I was 100% convinced that I had an adrenal disorder because I would feel electrical shocks shooting through my body at the slightest triggers. I was also convinced that it was being caused by stomach inflammation and other stuff.
Turns out it was mostly my mind manifesting these things in my body. I know it feels like your brain is working against you sometimes, but the truth is these issues are really complex and are very very rarely entirely physical.
Now, I don't know how these things interact with autism, but I'm sure it's a factor in how you perceive social situations. But that doesn't mean they can't be recontextualized.

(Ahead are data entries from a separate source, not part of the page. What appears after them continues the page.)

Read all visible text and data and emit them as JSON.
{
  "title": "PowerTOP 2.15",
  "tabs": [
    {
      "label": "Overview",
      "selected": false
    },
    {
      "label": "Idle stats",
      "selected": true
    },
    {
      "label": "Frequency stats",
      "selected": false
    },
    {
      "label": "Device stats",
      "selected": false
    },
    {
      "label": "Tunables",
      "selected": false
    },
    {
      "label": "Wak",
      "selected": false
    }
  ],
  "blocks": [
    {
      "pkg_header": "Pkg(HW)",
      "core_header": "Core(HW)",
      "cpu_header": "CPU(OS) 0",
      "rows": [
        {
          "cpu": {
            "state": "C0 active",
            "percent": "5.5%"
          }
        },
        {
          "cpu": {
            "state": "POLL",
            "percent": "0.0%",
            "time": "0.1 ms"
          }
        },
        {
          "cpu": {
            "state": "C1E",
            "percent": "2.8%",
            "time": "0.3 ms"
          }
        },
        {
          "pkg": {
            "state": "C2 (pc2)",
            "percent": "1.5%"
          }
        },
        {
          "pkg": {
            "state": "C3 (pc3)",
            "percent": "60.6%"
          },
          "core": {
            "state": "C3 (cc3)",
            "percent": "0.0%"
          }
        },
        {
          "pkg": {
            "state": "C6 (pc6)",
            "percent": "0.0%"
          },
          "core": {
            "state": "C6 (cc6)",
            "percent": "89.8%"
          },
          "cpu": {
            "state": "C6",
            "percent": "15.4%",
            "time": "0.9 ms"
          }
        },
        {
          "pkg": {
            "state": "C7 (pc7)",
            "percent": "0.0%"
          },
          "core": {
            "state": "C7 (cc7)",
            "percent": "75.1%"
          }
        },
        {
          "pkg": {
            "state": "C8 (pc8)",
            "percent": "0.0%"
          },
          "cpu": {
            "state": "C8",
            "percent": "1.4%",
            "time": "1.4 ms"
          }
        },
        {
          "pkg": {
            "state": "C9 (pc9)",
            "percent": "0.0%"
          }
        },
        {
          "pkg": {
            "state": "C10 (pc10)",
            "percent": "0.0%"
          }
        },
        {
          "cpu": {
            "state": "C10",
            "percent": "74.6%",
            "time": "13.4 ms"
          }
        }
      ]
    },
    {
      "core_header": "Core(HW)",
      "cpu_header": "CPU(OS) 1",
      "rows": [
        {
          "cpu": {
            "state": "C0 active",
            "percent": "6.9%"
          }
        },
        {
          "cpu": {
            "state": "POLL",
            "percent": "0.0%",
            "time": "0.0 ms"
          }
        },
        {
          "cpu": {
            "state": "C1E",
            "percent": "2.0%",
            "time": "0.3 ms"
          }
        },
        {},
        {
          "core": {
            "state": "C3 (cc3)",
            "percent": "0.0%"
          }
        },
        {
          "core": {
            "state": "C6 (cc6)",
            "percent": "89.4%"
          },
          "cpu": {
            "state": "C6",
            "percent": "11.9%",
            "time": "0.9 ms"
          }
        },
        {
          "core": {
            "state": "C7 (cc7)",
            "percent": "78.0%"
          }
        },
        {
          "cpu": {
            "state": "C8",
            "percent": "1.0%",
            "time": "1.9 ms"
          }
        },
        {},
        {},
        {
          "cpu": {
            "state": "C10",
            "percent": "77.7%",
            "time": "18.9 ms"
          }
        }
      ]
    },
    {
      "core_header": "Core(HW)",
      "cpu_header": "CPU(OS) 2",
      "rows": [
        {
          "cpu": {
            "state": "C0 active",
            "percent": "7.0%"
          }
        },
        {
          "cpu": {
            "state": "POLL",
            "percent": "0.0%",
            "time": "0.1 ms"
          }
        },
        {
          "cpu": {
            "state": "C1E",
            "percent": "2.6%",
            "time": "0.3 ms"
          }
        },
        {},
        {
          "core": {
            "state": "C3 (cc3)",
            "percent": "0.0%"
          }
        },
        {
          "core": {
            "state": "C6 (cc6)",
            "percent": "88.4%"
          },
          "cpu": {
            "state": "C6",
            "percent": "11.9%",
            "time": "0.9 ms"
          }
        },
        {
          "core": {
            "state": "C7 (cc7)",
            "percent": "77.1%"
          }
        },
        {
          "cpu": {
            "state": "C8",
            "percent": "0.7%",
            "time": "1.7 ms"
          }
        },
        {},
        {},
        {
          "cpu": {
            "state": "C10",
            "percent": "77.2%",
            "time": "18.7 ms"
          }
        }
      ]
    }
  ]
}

I wish I could help you find one. Truth is, I just got lucky and got a referral through a friend. I bet with a little research, you can find queer friendly therapists in your area.
More even than that
I see I see, I think I get what you're sayin yeah. I didn't think was exclusively physical so that's good to know, although I want to stop FEELING IT whenever my brain shoots bad chemicals in me :>
I think autism is the entire reason I have anxiety. When I got my diagnosis (from a doctor who was like someone's overly nosy grandmother), the things I described to her were just the same way I process being autistic in social interactions now. Fucked up.
Okay Imma bug my doc, ty
boccih
Yeah maybe it's good? Idk?
Gods, I know exactly how fucking bad anxiety can be. That shit is terrible. Seriously. I've had health anxiety for going on 10 years now and it crippled the hell out of me for 4 of those years. In fact, I don't remember most of 2015 because of it. It's most certainly not cured nor will it probably ever be, but it did become mostly manageable at some point in 2020 (somehow). Just keep fighting. You'll get there someday. Seriously. Just do whatever you can to help yourself with it. Be it some form of prescription med or therapy or whatever. Hang in there, Ash
Haha, YEAAAAAAH Fwiw the reason for this exciting freakout is, I was told to take gabapentin before bed. I took it a bit before, and this is probably why I was told to: goofy moodswing. Shouldn't be more freakouts in my life!
Would be cool for it to not suck someday, I mean it mostly doesn't suck now but A) I suck at talking B) biweekly anxious breakdowns are unfun!
You'll get there. Stay strong. It's a very long, arduous fight, but you're probably stronger than I ever was, so I believe in you.